カテゴリ単位で悪意のあるサイトへのアクセスを遮断
ウェブコンテンツブロッカーは、ユーザーが選択したカテゴリに該当するWebサイトへのアクセスをリアルタイムで遮断する機能だ。悪意のあるサイトやリスクの高いサイト、望ましくないコンテンツなどへの意図しないアクセスを抑制する。家族が利用するデバイスのアクセスを管理し、設定を2FAでロックすることもできる。
Surfsharkによると、閲覧内容を監視せずにカテゴリ単位でアクセスを制御できるという。同社のシステムエンジニアリーダーを務めるKarolis Kaciulis氏は、悪意のあるサイトを遮断することで、詐欺の回避やオンライン上の危険にさらされる機会の低減につながるとしている。
利用する際は、Dausosプロトコルで接続した状態で、Surfsharkアプリの設定からウェブコンテンツブロッカーを有効にする。追加のアプリやブラウザ拡張機能を使わず、Surfsharkアプリ内で設定できる。
専用トンネルとポスト量子セキュリティを組み合わせる
Dausosは、ユーザーセッションごとに専用のVPNトンネルを割り当てるSurfshark独自のプロトコルだ。データパケットを分散させ、ネットワークの状態やデバイスの性能に応じて通信を調整する仕組みを採用している。

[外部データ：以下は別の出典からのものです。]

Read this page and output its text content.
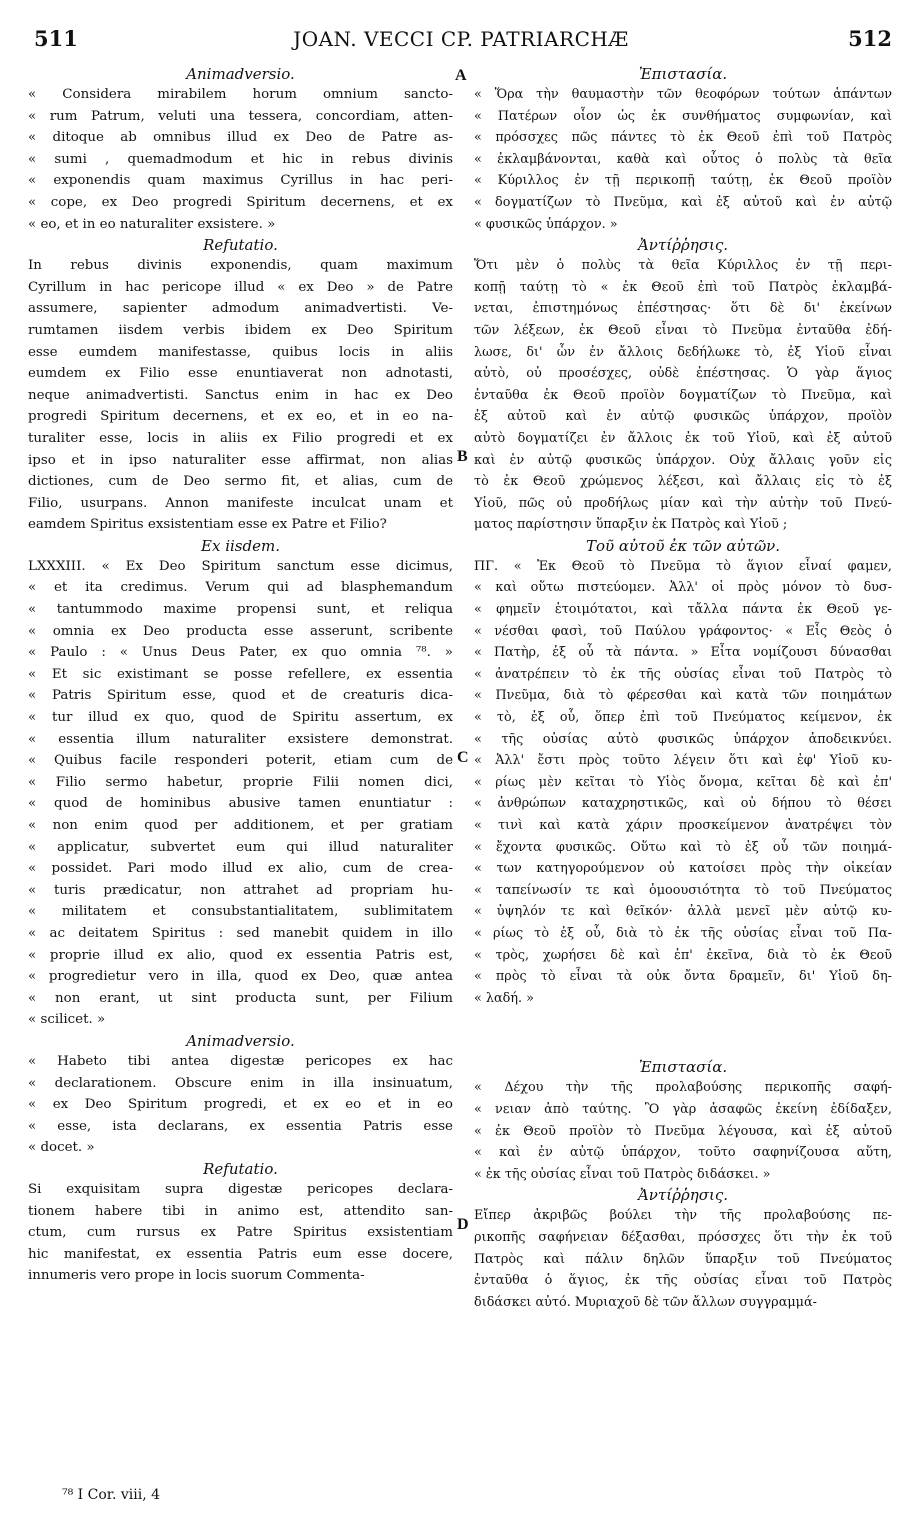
511	JOAN. VECCI CP. PATRIARCHÆ	512
A
B
C
D
Animadversio.
« Considera mirabilem horum omnium sancto-
« rum Patrum, veluti una tessera, concordiam, atten-
« ditoque ab omnibus illud ex Deo de Patre as-
« sumi , quemadmodum et hic in rebus divinis
« exponendis quam maximus Cyrillus in hac peri-
« cope, ex Deo progredi Spiritum decernens, et ex
« eo, et in eo naturaliter exsistere. »
Refutatio.
In rebus divinis exponendis, quam maximum
Cyrillum in hac pericope illud « ex Deo » de Patre
assumere, sapienter admodum animadvertisti. Ve-
rumtamen iisdem verbis ibidem ex Deo Spiritum
esse eumdem manifestasse, quibus locis in aliis
eumdem ex Filio esse enuntiaverat non adnotasti,
neque animadvertisti. Sanctus enim in hac ex Deo
progredi Spiritum decernens, et ex eo, et in eo na-
turaliter esse, locis in aliis ex Filio progredi et ex
ipso et in ipso naturaliter esse affirmat, non alias
dictiones, cum de Deo sermo fit, et alias, cum de
Filio, usurpans. Annon manifeste inculcat unam et
eamdem Spiritus exsistentiam esse ex Patre et Filio?
Ex iisdem.
LXXXIII. « Ex Deo Spiritum sanctum esse dicimus,
« et ita credimus. Verum qui ad blasphemandum
« tantummodo maxime propensi sunt, et reliqua
« omnia ex Deo producta esse asserunt, scribente
« Paulo : « Unus Deus Pater, ex quo omnia ⁷⁸. »
« Et sic existimant se posse refellere, ex essentia
« Patris Spiritum esse, quod et de creaturis dica-
« tur illud ex quo, quod de Spiritu assertum, ex
« essentia illum naturaliter exsistere demonstrat.
« Quibus facile responderi poterit, etiam cum de
« Filio sermo habetur, proprie Filii nomen dici,
« quod de hominibus abusive tamen enuntiatur :
« non enim quod per additionem, et per gratiam
« applicatur, subvertet eum qui illud naturaliter
« possidet. Pari modo illud ex alio, cum de crea-
« turis prædicatur, non attrahet ad propriam hu-
« militatem et consubstantialitatem, sublimitatem
« ac deitatem Spiritus : sed manebit quidem in illo
« proprie illud ex alio, quod ex essentia Patris est,
« progredietur vero in illa, quod ex Deo, quæ antea
« non erant, ut sint producta sunt, per Filium
« scilicet. »
Animadversio.
« Habeto tibi antea digestæ pericopes ex hac
« declarationem. Obscure enim in illa insinuatum,
« ex Deo Spiritum progredi, et ex eo et in eo
« esse, ista declarans, ex essentia Patris esse
« docet. »
Refutatio.
Si exquisitam supra digestæ pericopes declara-
tionem habere tibi in animo est, attendito san-
ctum, cum rursus ex Patre Spiritus exsistentiam
hic manifestat, ex essentia Patris eum esse docere,
innumeris vero prope in locis suorum Commenta-
Ἐπιστασία.
« Ὅρα τὴν θαυμαστὴν τῶν θεοφόρων τούτων ἁπάντων
« Πατέρων οἷον ὡς ἐκ συνθήματος συμφωνίαν, καὶ
« πρόσσχες πῶς πάντες τὸ ἐκ Θεοῦ ἐπὶ τοῦ Πατρὸς
« ἐκλαμβάνονται, καθὰ καὶ οὗτος ὁ πολὺς τὰ θεῖα
« Κύριλλος ἐν τῇ περικοπῇ ταύτῃ, ἐκ Θεοῦ προϊὸν
« δογματίζων τὸ Πνεῦμα, καὶ ἐξ αὐτοῦ καὶ ἐν αὐτῷ
« φυσικῶς ὑπάρχον. »
Ἀντίῤῥησις.
Ὅτι μὲν ὁ πολὺς τὰ θεῖα Κύριλλος ἐν τῇ περι-
κοπῇ ταύτῃ τὸ « ἐκ Θεοῦ ἐπὶ τοῦ Πατρὸς ἐκλαμβά-
νεται, ἐπιστημόνως ἐπέστησας· ὅτι δὲ δι' ἐκείνων
τῶν λέξεων, ἐκ Θεοῦ εἶναι τὸ Πνεῦμα ἐνταῦθα ἐδή-
λωσε, δι' ὧν ἐν ἄλλοις δεδήλωκε τὸ, ἐξ Υἱοῦ εἶναι
αὐτὸ, οὐ προσέσχες, οὐδὲ ἐπέστησας. Ὁ γὰρ ἅγιος
ἐνταῦθα ἐκ Θεοῦ προϊὸν δογματίζων τὸ Πνεῦμα, καὶ
ἐξ αὐτοῦ καὶ ἐν αὐτῷ φυσικῶς ὑπάρχον, προϊὸν
αὐτὸ δογματίζει ἐν ἄλλοις ἐκ τοῦ Υἱοῦ, καὶ ἐξ αὐτοῦ
καὶ ἐν αὐτῷ φυσικῶς ὑπάρχον. Οὐχ ἄλλαις γοῦν εἰς
τὸ ἐκ Θεοῦ χρώμενος λέξεσι, καὶ ἄλλαις εἰς τὸ ἐξ
Υἱοῦ, πῶς οὐ προδήλως μίαν καὶ τὴν αὐτὴν τοῦ Πνεύ-
ματος παρίστησιν ὕπαρξιν ἐκ Πατρὸς καὶ Υἱοῦ ;
Τοῦ αὐτοῦ ἐκ τῶν αὐτῶν.
ΠΓ. « Ἐκ Θεοῦ τὸ Πνεῦμα τὸ ἅγιον εἶναί φαμεν,
« καὶ οὕτω πιστεύομεν. Ἀλλ' οἱ πρὸς μόνον τὸ δυσ-
« φημεῖν ἑτοιμότατοι, καὶ τἄλλα πάντα ἐκ Θεοῦ γε-
« νέσθαι φασὶ, τοῦ Παύλου γράφοντος· « Εἷς Θεὸς ὁ
« Πατὴρ, ἐξ οὗ τὰ πάντα. » Εἶτα νομίζουσι δύνασθαι
« ἀνατρέπειν τὸ ἐκ τῆς οὐσίας εἶναι τοῦ Πατρὸς τὸ
« Πνεῦμα, διὰ τὸ φέρεσθαι καὶ κατὰ τῶν ποιημάτων
« τὸ, ἐξ οὗ, ὅπερ ἐπὶ τοῦ Πνεύματος κείμενον, ἐκ
« τῆς οὐσίας αὐτὸ φυσικῶς ὑπάρχον ἀποδεικνύει.
« Ἀλλ' ἔστι πρὸς τοῦτο λέγειν ὅτι καὶ ἐφ' Υἱοῦ κυ-
« ρίως μὲν κεῖται τὸ Υἱὸς ὄνομα, κεῖται δὲ καὶ ἐπ'
« ἀνθρώπων καταχρηστικῶς, καὶ οὐ δήπου τὸ θέσει
« τινὶ καὶ κατὰ χάριν προσκείμενον ἀνατρέψει τὸν
« ἔχοντα φυσικῶς. Οὕτω καὶ τὸ ἐξ οὗ τῶν ποιημά-
« των κατηγορούμενον οὐ κατοίσει πρὸς τὴν οἰκείαν
« ταπείνωσίν τε καὶ ὁμοουσιότητα τὸ τοῦ Πνεύματος
« ὑψηλόν τε καὶ θεῖκόν· ἀλλὰ μενεῖ μὲν αὐτῷ κυ-
« ρίως τὸ ἐξ οὗ, διὰ τὸ ἐκ τῆς οὐσίας εἶναι τοῦ Πα-
« τρὸς, χωρήσει δὲ καὶ ἐπ' ἐκεῖνα, διὰ τὸ ἐκ Θεοῦ
« πρὸς τὸ εἶναι τὰ οὐκ ὄντα δραμεῖν, δι' Υἱοῦ δη-
« λαδή. »
Ἐπιστασία.
« Δέχου τὴν τῆς προλαβούσης περικοπῆς σαφή-
« νειαν ἀπὸ ταύτης. Ὃ γὰρ ἀσαφῶς ἐκείνη ἐδίδαξεν,
« ἐκ Θεοῦ προϊὸν τὸ Πνεῦμα λέγουσα, καὶ ἐξ αὐτοῦ
« καὶ ἐν αὐτῷ ὑπάρχον, τοῦτο σαφηνίζουσα αὕτη,
« ἐκ τῆς οὐσίας εἶναι τοῦ Πατρὸς διδάσκει. »
Ἀντίῤῥησις.
Εἴπερ ἀκριβῶς βούλει τὴν τῆς προλαβούσης πε-
ρικοπῆς σαφήνειαν δέξασθαι, πρόσσχες ὅτι τὴν ἐκ τοῦ
Πατρὸς καὶ πάλιν δηλῶν ὕπαρξιν τοῦ Πνεύματος
ἐνταῦθα ὁ ἅγιος, ἐκ τῆς οὐσίας εἶναι τοῦ Πατρὸς
διδάσκει αὐτό. Μυριαχοῦ δὲ τῶν ἄλλων συγγραμμά-
⁷⁸ I Cor. viii, 4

今回の機能拡張では、この専用トンネルを用いる仕組みと即時のWebフィルタリングを統合した。同社は、望ましくないカテゴリのサイトを遮断しながら、業界標準のVPNプロトコルと比べて最大30%高い接続速度と低遅延を維持し、ポスト量子セキュリティも利用できるとしている。
Dausosは現在macOS限定、組織管理機能への言及はなし
ウェブコンテンツブロッカー自体はWindows、macOS、iOS、Androidに対応しているが、Dausosプロトコルは現時点でmacOSアプリのみで利用できる。Surfsharkは、今後ほかのプラットフォームにも対応する予定としている。Dausosでウェブコンテンツブロッカーを利用するには、最新版のmacOSアプリと、Surfshark OneまたはSurfshark One+の契約が必要となる。
ウェブコンテンツブロッカーは、家庭内で家族が利用するデバイスのアクセス管理を主眼とした機能として案内されている。企業ITの観点では、MacのVPN接続による通信保護と、悪意のあるWebサイトへのアクセス抑止を同じアプリ上で利用できる点が特徴だ。ただし、今回の発表では、企業向けの一括設定や集中管理機能の有無は明らかにされていない。